Kitabın ilk bölümlerinde atomun nükleus ve nükleus çevresinde dönmekte olan (-) yüklü elektronlardan oluştuğundan bahsettik. MRG’de görüntü oluşturmak için nükleusda hareket halinde ve buna bağlı olarak manyetik vektörü olan protonlardan faydalanmaktayız.
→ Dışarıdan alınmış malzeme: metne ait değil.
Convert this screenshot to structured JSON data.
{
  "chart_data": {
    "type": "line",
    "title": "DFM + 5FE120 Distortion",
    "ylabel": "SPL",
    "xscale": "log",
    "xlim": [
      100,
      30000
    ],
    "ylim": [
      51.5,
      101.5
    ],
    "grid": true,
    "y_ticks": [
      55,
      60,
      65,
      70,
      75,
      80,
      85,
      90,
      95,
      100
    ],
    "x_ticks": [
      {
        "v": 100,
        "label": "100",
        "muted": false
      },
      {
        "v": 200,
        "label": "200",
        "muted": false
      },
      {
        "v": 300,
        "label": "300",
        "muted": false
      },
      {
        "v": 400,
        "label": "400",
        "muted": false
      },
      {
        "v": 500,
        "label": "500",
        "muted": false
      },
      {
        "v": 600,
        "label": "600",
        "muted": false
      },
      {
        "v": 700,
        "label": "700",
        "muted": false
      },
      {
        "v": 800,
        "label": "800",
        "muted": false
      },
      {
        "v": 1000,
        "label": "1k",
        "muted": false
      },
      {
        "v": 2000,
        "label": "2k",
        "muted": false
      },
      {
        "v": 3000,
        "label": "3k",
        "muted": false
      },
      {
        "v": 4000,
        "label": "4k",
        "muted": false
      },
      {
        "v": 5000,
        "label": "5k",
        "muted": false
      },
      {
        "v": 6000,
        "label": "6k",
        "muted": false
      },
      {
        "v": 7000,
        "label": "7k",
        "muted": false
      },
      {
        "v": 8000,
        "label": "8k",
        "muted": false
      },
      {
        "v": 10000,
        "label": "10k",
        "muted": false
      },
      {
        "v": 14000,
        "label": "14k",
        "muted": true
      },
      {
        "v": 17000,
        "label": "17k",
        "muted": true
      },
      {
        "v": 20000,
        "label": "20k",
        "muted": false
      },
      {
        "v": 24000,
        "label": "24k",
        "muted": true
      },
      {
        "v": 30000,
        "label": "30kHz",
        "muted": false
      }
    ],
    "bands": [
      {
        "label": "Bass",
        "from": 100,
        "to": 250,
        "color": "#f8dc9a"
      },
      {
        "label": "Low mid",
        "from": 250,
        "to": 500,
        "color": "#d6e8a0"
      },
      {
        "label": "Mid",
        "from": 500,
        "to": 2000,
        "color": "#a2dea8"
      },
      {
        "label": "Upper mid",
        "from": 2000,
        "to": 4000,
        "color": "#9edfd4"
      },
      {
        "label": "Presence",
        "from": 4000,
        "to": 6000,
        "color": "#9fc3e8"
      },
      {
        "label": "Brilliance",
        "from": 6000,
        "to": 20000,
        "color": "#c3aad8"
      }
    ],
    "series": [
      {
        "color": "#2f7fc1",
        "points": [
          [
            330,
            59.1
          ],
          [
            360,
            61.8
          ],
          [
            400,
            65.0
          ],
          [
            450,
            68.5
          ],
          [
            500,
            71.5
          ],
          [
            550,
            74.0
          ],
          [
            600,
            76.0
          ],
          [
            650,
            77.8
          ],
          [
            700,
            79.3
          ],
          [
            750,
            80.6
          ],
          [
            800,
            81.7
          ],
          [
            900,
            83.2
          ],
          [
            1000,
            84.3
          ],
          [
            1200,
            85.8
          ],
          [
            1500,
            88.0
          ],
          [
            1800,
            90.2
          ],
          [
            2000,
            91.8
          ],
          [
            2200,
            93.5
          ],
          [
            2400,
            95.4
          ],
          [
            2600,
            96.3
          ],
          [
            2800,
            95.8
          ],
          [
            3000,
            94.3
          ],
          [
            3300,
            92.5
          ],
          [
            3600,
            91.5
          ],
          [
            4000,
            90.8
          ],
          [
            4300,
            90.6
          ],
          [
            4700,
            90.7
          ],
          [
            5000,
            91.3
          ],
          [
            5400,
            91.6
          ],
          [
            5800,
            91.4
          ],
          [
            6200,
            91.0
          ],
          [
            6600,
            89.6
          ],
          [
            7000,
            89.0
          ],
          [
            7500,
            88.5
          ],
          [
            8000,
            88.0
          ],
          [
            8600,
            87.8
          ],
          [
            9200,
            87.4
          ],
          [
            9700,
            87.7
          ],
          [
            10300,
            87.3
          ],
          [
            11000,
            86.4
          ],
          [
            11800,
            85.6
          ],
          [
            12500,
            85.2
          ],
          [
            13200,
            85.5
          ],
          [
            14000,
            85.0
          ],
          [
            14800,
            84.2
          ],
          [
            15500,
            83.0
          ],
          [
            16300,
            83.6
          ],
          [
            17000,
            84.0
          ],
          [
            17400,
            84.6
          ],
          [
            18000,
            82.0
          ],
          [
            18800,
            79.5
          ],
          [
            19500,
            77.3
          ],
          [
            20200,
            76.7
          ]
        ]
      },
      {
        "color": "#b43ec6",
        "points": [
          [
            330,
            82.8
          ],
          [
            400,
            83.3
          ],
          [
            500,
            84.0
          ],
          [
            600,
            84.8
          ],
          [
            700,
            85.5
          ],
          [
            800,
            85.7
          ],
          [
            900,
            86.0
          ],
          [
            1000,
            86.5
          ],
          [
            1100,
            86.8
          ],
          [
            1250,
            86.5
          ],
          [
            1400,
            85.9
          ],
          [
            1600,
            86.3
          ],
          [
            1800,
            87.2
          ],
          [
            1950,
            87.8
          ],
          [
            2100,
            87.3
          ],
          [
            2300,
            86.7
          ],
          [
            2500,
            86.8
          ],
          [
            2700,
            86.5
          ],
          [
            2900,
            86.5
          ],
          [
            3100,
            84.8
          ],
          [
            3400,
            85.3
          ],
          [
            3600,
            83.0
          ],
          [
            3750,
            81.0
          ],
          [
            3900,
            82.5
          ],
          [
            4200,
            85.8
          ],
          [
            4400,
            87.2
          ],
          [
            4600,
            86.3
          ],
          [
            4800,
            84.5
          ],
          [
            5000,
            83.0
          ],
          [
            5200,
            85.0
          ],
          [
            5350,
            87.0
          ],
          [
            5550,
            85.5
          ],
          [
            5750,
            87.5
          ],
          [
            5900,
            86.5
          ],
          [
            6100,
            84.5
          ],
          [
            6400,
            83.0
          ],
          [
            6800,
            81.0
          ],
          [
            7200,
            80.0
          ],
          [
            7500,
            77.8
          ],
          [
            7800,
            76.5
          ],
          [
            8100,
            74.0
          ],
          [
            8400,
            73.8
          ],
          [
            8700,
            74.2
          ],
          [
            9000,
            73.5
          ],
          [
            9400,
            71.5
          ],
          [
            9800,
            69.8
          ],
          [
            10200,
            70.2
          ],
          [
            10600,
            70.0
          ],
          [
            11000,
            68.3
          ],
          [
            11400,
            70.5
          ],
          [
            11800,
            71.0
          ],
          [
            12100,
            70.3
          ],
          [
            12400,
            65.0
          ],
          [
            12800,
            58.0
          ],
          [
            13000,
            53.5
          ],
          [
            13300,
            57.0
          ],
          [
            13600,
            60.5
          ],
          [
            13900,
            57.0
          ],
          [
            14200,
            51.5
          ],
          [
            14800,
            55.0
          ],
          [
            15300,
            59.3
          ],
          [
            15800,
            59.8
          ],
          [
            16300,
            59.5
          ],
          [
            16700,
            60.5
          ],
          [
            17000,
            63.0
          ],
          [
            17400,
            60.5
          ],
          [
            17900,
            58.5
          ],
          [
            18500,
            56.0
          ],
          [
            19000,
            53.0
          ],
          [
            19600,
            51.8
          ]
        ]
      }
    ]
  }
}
Nükleus çevresinde belli seviyelerde bulunan (-) yüklü elektronlar da hareket halindedir ve belli bir manyetik alan etkisi göstermektedirler. İşte bu elektronların neden olduğu manyetik alan etkisi, nükleusda bulunan ve manyetik vektörü olan protonlara etki göstermektedir ve buna “electron shielding” denmektedir.  

MRG’de görüntü oluşturmak için faydalandığımız hidrojen atomları vücutta bol miktarda suda ve yağ dokusunda bulunmaktadır. Sudaki hidrojen atomları temel olarak oksijen (O2) ile kimyasal ilişki içinde iken, yağ dokusunda bulunan hidrojen atomları karbon (C) ile kimyasal ilişki içindedir. Dolayısıyla bu farklı ilişkilerde, MRG’de görüntü oluşturmak için faydalandığımız hidrojen protonlarımızı çevreleyen elektron yapıları farklı olacaktır. Buna bağlı olarak biraz önce bahsettiğimiz, elektronların neden olduğu protonlar üzerine olan etki de (shielding etki)  farklı olacaktır. Su ve yağ dokusu arasında bulunan bu farklılık yanında, yağ dokusunda bulunan ve farklı bağları kullanan (C-H) protonlar arasında bile farkları vardır (-CH3, -CH2, -C=H gibi) (daha ileride tartışılacak olan MR spektroskopi’de temel olarak protonların bulundukları farklı moleküler ilişkilere bağlı olarak, protonlar arasında farklı salınım frekanslarının bulunmasından faydalanılmaktadır). Protonlar arasında “electron shielding” in oluşturduğu farklı manyetik etki nedeniyle, temelde su ve yağ dokusunda bulunan protonlar farklı salınım frekansları göstermektedirler (protonlar arasında bu farklılıktan dolayı gyromanyetik değerleri birbirlerinden çok az da olsa farklılıklar göstermektedir) ve bu farklılık “kimyasal şift (Chemical shift)” olarak bilinir. 

Bu kimyasal şift MR spektroskopi’nin temelini oluşturmakla birlikte, MR görüntüsü oluşturulmasında karşımıza artefakt olarak çıkmaktadır. Görüntüde oluşan bu artefakt sadece frekans-kodlama (frequency-encoding) aksisi boyunca görülür. Bunun nedeni, frekans-kodlama gradiyentinin çalışma prensibidir. Bu gradiyentin prensibi kolonlar arasında frekans farklılıkları yaratmak, bu sayede kolonları birbirinden ayırmaktır; kimyasal sapma nedeni ile protonların frekansları (özellikle su ve yağ dokusunda bulunan protonlar arasında) farklı olacağından dolayı, sinyalin geldiği kolon bilgisayarda data işlem sırasında (Fourier Transformation) yanlış değerlendirilir (Şekil 8.13).  

Şekil 8.13

Resim 8.5: Kimyasal sift artefakti. Goruntulerde bobrek kenarlarinda kimyasal sift artefaktlari izlenmektedir. 

Görüntüde artefakt olarak karşımıza çıkan bu şiftin miktarı nedir?

Bu sapmanın miktarı 1,5 Tesla cihazlarda 1,7 piksel kadardır  [41]. Bunun anlamı, protonların bulundukları farklı kimyasal ilişkilerin neden olduğu salınım frekans farklılıkları sonucu, herhangi bir pikselden elde edilen sinyal 1,7 piksel saparak farklı bir piksel içine kodlanır. Cihazın Tesla değeri düşük ise, protonların salınım frekansları düşük, buna bağlı olarak da biraz önce bahsedilen protonlar arasındaki kimyasal çevre farklılıklarına bağlı oluşan salınım frekans farklılıkları da daha az belirgin olacaktır. Bunun anlamı; düşük Tesla değerli sistemlerde bu artefakt belirgin değil iken, yüksek Tesla değerli sistemlerde bu etki belirgindir (bu ayrıca düşük Tesla değerli sistemlerde MR spektroskopik inceleme yapılamamasını da açıklar).

Bu artefakt nasıl önlenebilir?

Eğer frekans-kodlama aksisinde piksel (kolon) başına düşen frekans farklılığı kimyasal şiften fazla yapılır ise bu artefakt kaybolacaktır (chemical shift suppression); bununla birlikte bu uygulama inhomojeniteye neden olacağından dolayı elde edeceğimiz SNR değerinin düşük olmasına ve görüntü kalitesinin bozulmasına neden olacaktır. Bu nedenle genellikle kimyasal şift artefaktına rağmen bu süpresyon uygulanmamaktadır. Yüksek Tesla’lı sistemlerde sorun olabilen bu artefakt, zaten düşük Tesla değerli sistemlerde görülmez.